Mi centenaria Vivien

El pasado martes tuve la ocasión de presentar mi segundo libro, el primero sobre Vivien Leigh en español, de la mano de Fernando de Luis-Orueta, creador y director de la página que estáis leyendo y una persona a la que admiro y respeto. Mañana se cumplen 100 años del nacimiento de una actriz que no siempre fue la estrella más obvia, de la cual he intentado novelar una vida que parece la de un personaje del Romanticismo. Los hechos están ahí: tuvo una infancia exótica en la India, vivió un amor desbocado por otro talento de la escena, Laurence Olivier, sufrió depresiones y trastorno bipolar y, cual dama de las camelias, murió de tuberculosis con tan sólo 53 años.

Cuando vi Lo que el viento se llevó por primera vez, a los 15 años, no sabía nada de eso. Lo único que me acompañó aquella tarde de otoño que jamás olvidaré, fue la mirada de una joven tras la que intuía una fuerza mayúscula. Aun de forma inconsciente, sabía que detrás de una interpretación tan enérgica y pasional debía existir una personalidad similar. Fue desde entonces cuando empecé a leer artículos de prensa y, más tarde, a investigar en Internet la vida de una mujer a la que no siempre se llegó a comprender. Costaba empatizar con una jovencita ambiciosa que se había casado a los 19 años con un hombre mayor al que, prácticamente, abandonó para irse a los brazos de Laurence Olivier. Sin embargo, y sin emitir odiosos juicios, tras cada crisis depresiva, tras cada apetito sexual y cada revés vital en el que hacía gala de un cierto egoísmo, se encontraba un ser cuya energía acabó devorándolo.

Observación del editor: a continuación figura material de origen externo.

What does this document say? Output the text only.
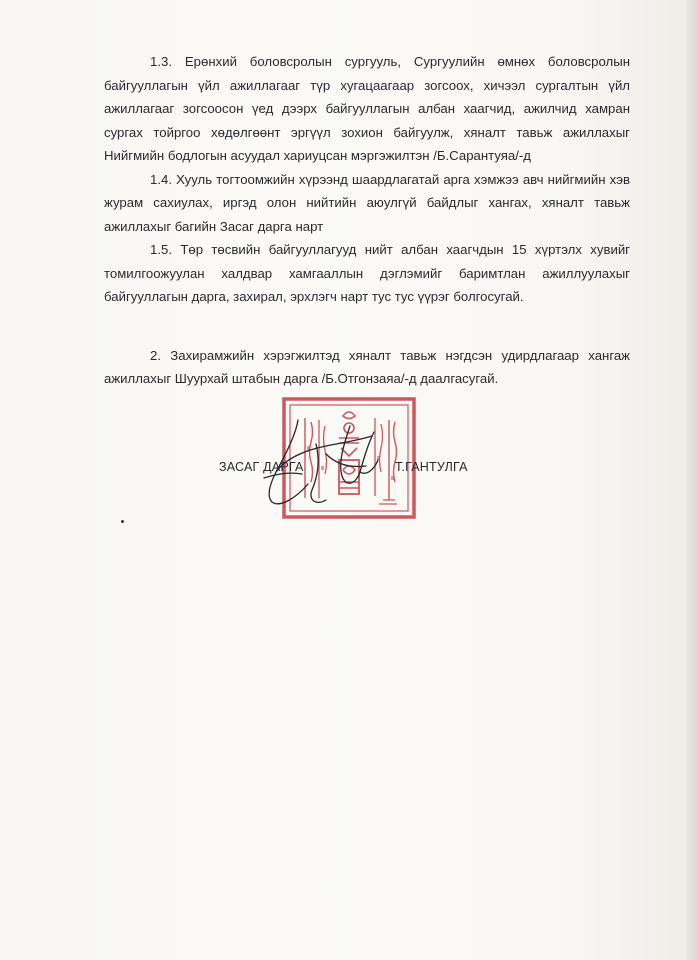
1.3. Ерөнхий боловсролын сургууль, Сургуулийн өмнөх боловсролын байгууллагын үйл ажиллагааг түр хугацаагаар зогсоох, хичээл сургалтын үйл ажиллагааг зогсоосон үед дээрх байгууллагын албан хаагчид, ажилчид хамран сургах тойргоо хөдөлгөөнт эргүүл зохион байгуулж, хяналт тавьж ажиллахыг Нийгмийн бодлогын асуудал хариуцсан мэргэжилтэн /Б.Сарантуяа/-д

1.4. Хууль тогтоомжийн хүрээнд шаардлагатай арга хэмжээ авч нийгмийн хэв журам сахиулах, иргэд олон нийтийн аюулгүй байдлыг хангах, хяналт тавьж ажиллахыг багийн Засаг дарга нарт

1.5. Төр төсвийн байгууллагууд нийт албан хаагчдын 15 хүртэлх хувийг томилгоожуулан халдвар хамгааллын дэглэмийг баримтлан ажиллуулахыг байгууллагын дарга, захирал, эрхлэгч нарт тус тус үүрэг болгосугай.

2. Захирамжийн хэрэгжилтэд хяналт тавьж нэгдсэн удирдлагаар хангаж ажиллахыг Шуурхай штабын дарга /Б.Отгонзаяа/-д даалгасугай.

ЗАСАГ ДАРГА	Т.ГАНТУЛГА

Desde ese punto de vista, desde la pasión que acaba por consumir al que la ‘padece’, Vivien Leigh es el emblema del Romanticismo trasladado al siglo XX. Fue una actriz que regalaba el dolor de su vida personal a unos espectadores que vivían el melodrama como no se ha vuelto a vivir desde el cine de entonces. Eso es lo que la llevó a ganar dos Oscar, uno por su Escarlata y el otro por Un tranvía llamado deseo. También lo que la llevó a triunfar en los teatros interpretando las mejores obras de Shakespeare. Su belleza fue maldita, puesto que costó mucho trabajo que la valorasen por algo más que sus enormes ojos y sus rasgos delicados. Sin embargo, hoy en día es imposible no asombrarse ante el poder que tenía esa mirada para transmitir cualquier tipo de emoción. Sólo una profesional consumada podría conseguir dominar sus emociones para poder trasladarlas a una interpretación. Enfermedades aparte, Vivien Leigh lo era.

Y por eso es justo y además un honor haber escrito un libro que, además, la acerca a nosotros, los españoles, puesto que narra su amistad epistolar con Elvira Bonet, una admiradora catalana, y su intento de salvar el matrimonio con Laurence Olivier mediante un viaje por la Andalucía de finales de los 50. Episodios que me han hecho disfrutar aún más de esa delicada y frágil mirada de una gran actriz y de la mujer que mejor ejemplifica que ciertos dones también suponen una maldición. Y, lo queramos o no, su maldición fue la bendición de muchos espectadores de todo el mundo, que vieron en la pantalla un dolor que, desgraciadamente, nacía de su vida personal. ¡Qué afortunados seremos siempre viéndola decir aquello de “Mañana será otro día”!